Example from the themes: ‘confidence’
“ I always try to approach teaching and learning from a creative
point of view, but do sometimes feel that it’s difficult to apply it to
all areas. I feel with more experience and the opportunity to teach
more creativity I will gain more confidence in my own capabilities.”
Primary PGCE
“I feel far more confident than I did at the beginning of my teaching,
however, I still do not feel entirely confident coming up with
appropriate levels of creativity to enrich my lessons” PGCE
Secondary
“I feel confident to take risks and allow different
opportunities for creative teaching and learning.
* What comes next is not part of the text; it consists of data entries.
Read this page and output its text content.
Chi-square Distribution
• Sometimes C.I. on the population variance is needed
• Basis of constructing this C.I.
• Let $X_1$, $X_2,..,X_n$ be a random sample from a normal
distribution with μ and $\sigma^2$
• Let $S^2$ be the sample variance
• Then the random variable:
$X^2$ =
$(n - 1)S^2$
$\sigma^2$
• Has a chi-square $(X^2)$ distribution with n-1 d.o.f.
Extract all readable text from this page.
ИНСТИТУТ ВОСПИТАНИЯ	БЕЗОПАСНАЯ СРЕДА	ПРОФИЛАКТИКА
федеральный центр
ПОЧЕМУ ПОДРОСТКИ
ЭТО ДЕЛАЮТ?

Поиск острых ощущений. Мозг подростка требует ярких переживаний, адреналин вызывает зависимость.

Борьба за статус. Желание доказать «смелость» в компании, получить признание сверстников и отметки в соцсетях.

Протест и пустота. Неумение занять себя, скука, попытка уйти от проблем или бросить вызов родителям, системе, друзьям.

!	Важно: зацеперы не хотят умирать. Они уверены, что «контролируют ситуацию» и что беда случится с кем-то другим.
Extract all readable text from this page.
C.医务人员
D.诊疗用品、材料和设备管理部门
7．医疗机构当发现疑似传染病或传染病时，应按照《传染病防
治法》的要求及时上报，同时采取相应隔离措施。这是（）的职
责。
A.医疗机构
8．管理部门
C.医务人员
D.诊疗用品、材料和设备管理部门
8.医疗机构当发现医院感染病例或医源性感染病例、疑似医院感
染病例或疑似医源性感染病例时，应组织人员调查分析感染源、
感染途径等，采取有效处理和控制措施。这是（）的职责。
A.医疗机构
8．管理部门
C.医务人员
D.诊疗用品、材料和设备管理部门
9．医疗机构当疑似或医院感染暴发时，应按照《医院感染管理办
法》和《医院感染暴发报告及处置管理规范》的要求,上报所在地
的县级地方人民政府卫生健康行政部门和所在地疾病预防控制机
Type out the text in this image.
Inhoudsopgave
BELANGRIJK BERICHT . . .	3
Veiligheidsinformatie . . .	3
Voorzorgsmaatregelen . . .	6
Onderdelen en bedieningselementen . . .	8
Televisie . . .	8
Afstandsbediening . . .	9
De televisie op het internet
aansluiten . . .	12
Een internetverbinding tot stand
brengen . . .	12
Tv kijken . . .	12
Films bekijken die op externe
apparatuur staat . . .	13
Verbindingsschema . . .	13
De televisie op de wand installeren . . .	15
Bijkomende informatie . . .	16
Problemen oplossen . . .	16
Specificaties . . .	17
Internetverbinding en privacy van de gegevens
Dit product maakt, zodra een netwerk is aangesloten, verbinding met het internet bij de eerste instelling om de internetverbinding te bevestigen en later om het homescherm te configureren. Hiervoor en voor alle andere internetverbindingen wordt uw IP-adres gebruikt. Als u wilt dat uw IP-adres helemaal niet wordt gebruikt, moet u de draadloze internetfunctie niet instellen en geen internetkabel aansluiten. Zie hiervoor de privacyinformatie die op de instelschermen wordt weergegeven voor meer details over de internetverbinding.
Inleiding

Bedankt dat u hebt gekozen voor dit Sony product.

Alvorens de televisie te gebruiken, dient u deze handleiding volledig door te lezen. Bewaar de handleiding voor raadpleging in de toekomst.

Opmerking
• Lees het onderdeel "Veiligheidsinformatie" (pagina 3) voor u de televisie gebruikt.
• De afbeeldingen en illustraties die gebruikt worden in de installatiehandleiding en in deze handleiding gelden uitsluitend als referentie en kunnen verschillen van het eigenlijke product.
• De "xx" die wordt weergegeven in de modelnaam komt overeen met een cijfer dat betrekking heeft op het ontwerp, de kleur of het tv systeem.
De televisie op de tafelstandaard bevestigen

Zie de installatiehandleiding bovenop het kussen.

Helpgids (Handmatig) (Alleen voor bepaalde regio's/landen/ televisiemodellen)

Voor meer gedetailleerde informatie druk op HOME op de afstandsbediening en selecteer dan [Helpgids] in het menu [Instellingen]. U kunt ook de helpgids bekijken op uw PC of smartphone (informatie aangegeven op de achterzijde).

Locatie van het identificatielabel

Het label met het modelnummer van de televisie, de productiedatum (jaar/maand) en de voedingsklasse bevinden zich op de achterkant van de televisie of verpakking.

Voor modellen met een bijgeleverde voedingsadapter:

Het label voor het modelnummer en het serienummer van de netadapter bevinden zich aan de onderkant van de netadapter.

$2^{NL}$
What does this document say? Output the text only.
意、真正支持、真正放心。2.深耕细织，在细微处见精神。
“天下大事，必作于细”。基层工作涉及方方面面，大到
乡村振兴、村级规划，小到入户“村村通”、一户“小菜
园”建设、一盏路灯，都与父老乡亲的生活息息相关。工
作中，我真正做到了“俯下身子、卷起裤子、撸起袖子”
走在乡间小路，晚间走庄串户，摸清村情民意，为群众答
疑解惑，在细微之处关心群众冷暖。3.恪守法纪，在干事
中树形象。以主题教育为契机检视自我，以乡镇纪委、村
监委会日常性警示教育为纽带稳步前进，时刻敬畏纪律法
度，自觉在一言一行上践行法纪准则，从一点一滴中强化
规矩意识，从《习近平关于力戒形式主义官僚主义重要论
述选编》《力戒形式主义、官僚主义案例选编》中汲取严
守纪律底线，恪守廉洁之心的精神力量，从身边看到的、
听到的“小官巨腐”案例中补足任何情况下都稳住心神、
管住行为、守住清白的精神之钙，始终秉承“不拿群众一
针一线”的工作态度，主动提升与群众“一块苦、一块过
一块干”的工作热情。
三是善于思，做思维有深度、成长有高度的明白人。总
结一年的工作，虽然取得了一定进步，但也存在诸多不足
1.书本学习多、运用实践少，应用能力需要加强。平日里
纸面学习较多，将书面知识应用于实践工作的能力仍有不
I do feel
that modules at university have helped with this particularly
a module entitled 'ICT and Creativity’”
Many identified a strong connection between their subject
specialist knowledge and experience and their
preparedness to teach for creativity:
“My specialism at university of history has helped me
teach cross-curricular and more topic-based [projects]
allowing for creative sessions.” Primary PGCE
“I feel that my previous experience as an artist and
having completed a BTEC in Art and Design and a Fine Art
degree has prepared me with the tools and capabilities
for teaching and learning through creativity” Secondary
PGCE
Many students were keen to be creative and
teach for creativity – many cited their previous
experiences as good preparation for being
creative teachers
In the workshops their artwork shows their
fear that the shackles of schemes of work,
school constraints and lack of governmental
support which denied them the opportunity
to be creative and teach for creativity
New teachers increasingly focused on day to
day requirements of school and inspection
regimes; they are distancing themselves from
central governmental policy
Shift in practice over three years of the project
Early findings: disillusionment
• “National guidelines are not necessarily promoting creativity
in practice. They seem to be stifling it with the other policies
that are obviously coming to the forefront.”
• “But the government has just changed its policy so they have
the ability to get rid of teaches they don’t like and ruin careers
anyway with their new capability procedures.”
Early findings: the policy
vacuum and its consequences
• There is evidence from our study that this policy vacuum
appears to be creating a deeply entrenched dislocation of
teachers from policy.
• Government policy is now seen as unreliable, transient, and
overtly partisan – likely to change at any moment, so not
worth bothering with.
• Diligence and assiduous attention to guidance, formerly
common amongst our participants, and been replaced by
a cynicism and indifference to central policy in their
responses.
• Fear of failure appears to be in the ascendency, which
does not bode well for creativity in schools, as far as
some participants were concerned.
Creativity in policy and theory – but not
in practice?
“…seemed from university that they were teaching us all
these wonderful ways – we’ve learned how children
learn, we’ve learned how the brain develops, we’ve
learned how to be creative… and then we’ve learned that
in reality you have all the pressures of tests and
performance, that put this out of the window.”
“you have a teacher who is saying ‘I know the answer; can
you tell me the answer?’ then you are creating a group of
children who are just dependent on pleasing the teacher.”
Implications?
Discussion question:
• What do other HEIs in Britain think about
these issues?
• Are there differences /similarities in within
other countries in the UK or Europe?